The current Chief of the Indian Army, Gen. VK Singh has filed a petition in the Supreme Court to declare that he was born in 1951. Of course he has every right to take such an action as a citizen of India.
It is said that Gen. Singh, in his application for admission to the National Defence Academy, has written in his own handwriting that his date of birth is May 10, 1950. Well, it could have been a mistake. In 2006 when his promotion to Corps Commander came up and for subsequent promotions, 1950 was accepted as his year of birth though it seems that in the Adjutant General Branch there is some paper which mentions 1951. Is the large Indian Army (1.13 million?) in the arms of a man who does not know his own date of birth?
But Gen. Singh reportedly says that the issue is one of integrity and honour and that he is tackling the matter in organisational interest. Can we blame citizens if they doubt that the reputation of this great army is safe in the hands of the man who ignores his own handwriting? (That is, if the report and Army records are right.) Or does he want one more year in service?

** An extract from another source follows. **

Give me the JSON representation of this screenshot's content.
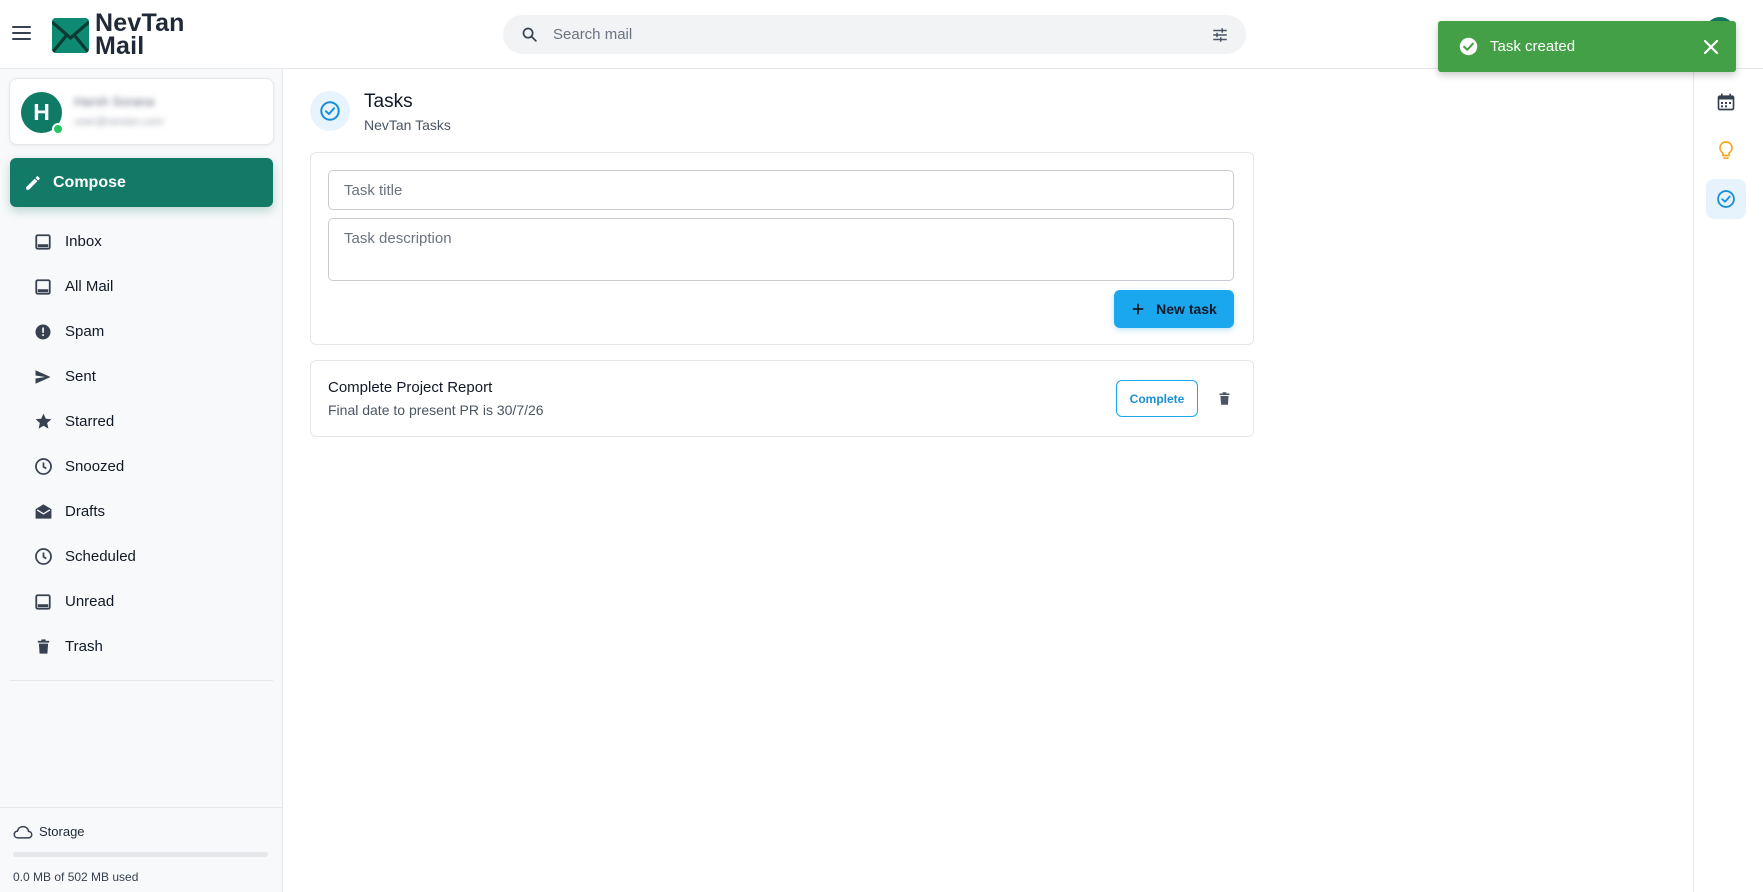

For determining age there are several ways which includes inspection of teeth. We can be sure that the Supreme Court would decide on the appropriate method. There would be an acceptable and unquestionable verdict.
But what would happen if the decision is that Gen. Singh was born in 1951 and not 1950? Nothing alarming. His appointment as Army Chief was based on the date of birth of 10/5/1950. That tenure ends on May 31, 2012. If the Supreme Court finds that Gen. Singh was born in 1951, the man can be posted for the rest of his service in the Ministry of Defence to recommend a plan for the future of the Indian Army. Or something of that sort.
The honour of the Indian Army cannot be compromised by one man though he has taken part in the 1971 War.